Bacterial Genomics Flashcards
Microbial genomes
small
high density with small intergein regions with little or no intros with very small amount of repeat or non coding dna
short protein coding genes
operons with promoters just upstream
Bacterial Genome organisation
Chromosomes
Generally a single circular chromosome (always DNA)
Some species have linear chromosome(s) - Borrelia, Streptomyces
Some species have two chromosomes - Vibrio cholerae
Both circular and linear - Agrobacterium tumefaciens, Borrelia burgdoferi
Plasmids
Independent autonomous replicon - circular or linear
may integrate into chromosome
copy number varies 1 to 10s
often carry non-essential genes that confer an adaptive advantage in certain conditions
sanger method history
Sanger chain-termination method, developed in the late 1970s, second Nobel Prize for Fred Sanger.
Technical improvements in the 1980s led to increased sequence read length from 400 to over 800 bp
Principal limitation of Sanger sequencing is requirement for cloning step in library construction with non-clonable regions not present in library
how the sanger method is done
A DNA primer is radiolabeled
The primer is annealed to the template DNA
The primer is extended by DNA polymerase
Incorporation of a deoxynucleotide - further extension possible
Incorporation of a dideoxynucleotide – chain termination
Four reactions set up ddATP, dATP, dCTP, dGTP, dTTP ddCTP, dATP, dCTP, dGTP, dTTP ddGTP, dATP, dCTP, dGTP, dTTP ddTTP, dATP, dCTP, dGTP, dTTP
then results shown on autoradiograph (read from bottom)

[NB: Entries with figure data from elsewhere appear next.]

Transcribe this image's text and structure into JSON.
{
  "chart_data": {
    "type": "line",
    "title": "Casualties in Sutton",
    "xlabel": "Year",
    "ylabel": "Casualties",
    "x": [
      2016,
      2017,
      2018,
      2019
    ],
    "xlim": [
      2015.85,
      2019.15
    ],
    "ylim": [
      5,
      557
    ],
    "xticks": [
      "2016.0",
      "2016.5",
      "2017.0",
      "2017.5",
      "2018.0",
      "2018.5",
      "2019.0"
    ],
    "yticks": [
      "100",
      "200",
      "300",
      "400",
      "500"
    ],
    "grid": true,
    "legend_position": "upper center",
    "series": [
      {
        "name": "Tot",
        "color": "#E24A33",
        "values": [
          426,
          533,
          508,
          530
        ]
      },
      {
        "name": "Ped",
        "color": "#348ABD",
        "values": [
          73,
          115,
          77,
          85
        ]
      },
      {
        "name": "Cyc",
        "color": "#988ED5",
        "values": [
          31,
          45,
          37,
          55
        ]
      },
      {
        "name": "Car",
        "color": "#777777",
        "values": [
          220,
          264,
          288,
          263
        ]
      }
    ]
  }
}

The development of Automated singer sequencing
Replaced radioisotopes with fluorescent dyes
- Safer
- Each of the four DNA bases assigned a different colour
- All four reactions could be run on a single lane rather than four as previously
- The migration of the dye could be read because of the fluorescence
- This information allowed automatic gel reading
Further improvements were made
- Improved dye chemistry using fluorescent dideoxy-terminators
- Replacing slab gels with capillaries
whole genome shotgun sanger sequencing
- random shearing of genome (cutting)
- size selection and put in plasmid vector
- clone and pick colonies to make shotgun library
- sequence each insert with two primers
Era of high through put sequencing
100x faster, 100x cheaper! Different technologies available - 454 (Roche) - Illumina - Ion Torrent - PacBio
Fundamentally different from Sanger sequencing
- Solid-phase amplification of clonal templates
- New chemistries for sequence reading
- > 454: pyrophosphate detection on base addition
- > Illumina: reversible de-protection of fluorescent bases
High throughput shotgun sequencing
- shear randomly
- size exclusion
- add adapters
- amplify
- sequence
stages in bacterial genome sequencing project
Sequencing
- Shotgun sequencing of randomly generated fragments – restriction enzymes or more commonly physical fragmentation
- many fold coverage to ensure completeness and few ambiguities – very quick with modern approaches
Assembly
- Ordering of sequences through identifying overlaps, computationally intensive, may yield complete continuous genome sequence, often “gaps” that need filling manually – time intensive
Annotation
- From sequence data to gene list, automated or manual – very time intensive
- Allows display in more visually appealing way
Genome annotation
Annotation is the addition of information about the predicted sequence features to the flat file of DNA code
Identification of potential coding sequences - CDS
Homology searches to predict function
Other features can be annotated as well (rRNAs/tRNAs, Promoters, Small non-coding RNAs, Repeat sequences, Insertion sequences (ISs), transposons, gene fragments)
Location of the origin of replication
Determination of the number of bases, genes and G+C%
what have we found out about bacterial genomes?
- Variety of genome size
- Some genomes are shrinking
- A genome is not representative of a species
- Genome sequence data as the ultimate epidemiological tool
Massive gene decay in the leprosy bacillus
- has pseudogenes (27% inactive reading frame)
- 50% protein coding
- remaining 23% noncoding (mutated beyond recognition and regulatory sequences)
Beyond to genome to the pan genome
“one bacterial species - one genome sequence” is no longer the paradigm
Bacterial genomes comprise:
- core sequences — genes that encode proteins involved in essential functions, such as replication, transcription and translation
- dispensable sequences that encode proteins which facilitate organismal adaptation
Dispensable sequences are characterized by:
a variable pattern of presence or absence in different bacterial isolates.
high rates of nucleotide sequence variability
association with pathogenicity islands - virulence and resistance to antimicrobials
whats a genome
The entire hereditary information of an organism that is encoded by its DNA (or RNA for some viruses).
whats the pan genome
The global gene repertoire of a bacterial species that comprises the sum of the core and the dispensable genome (from the Greek ‘pan’, meaning whole).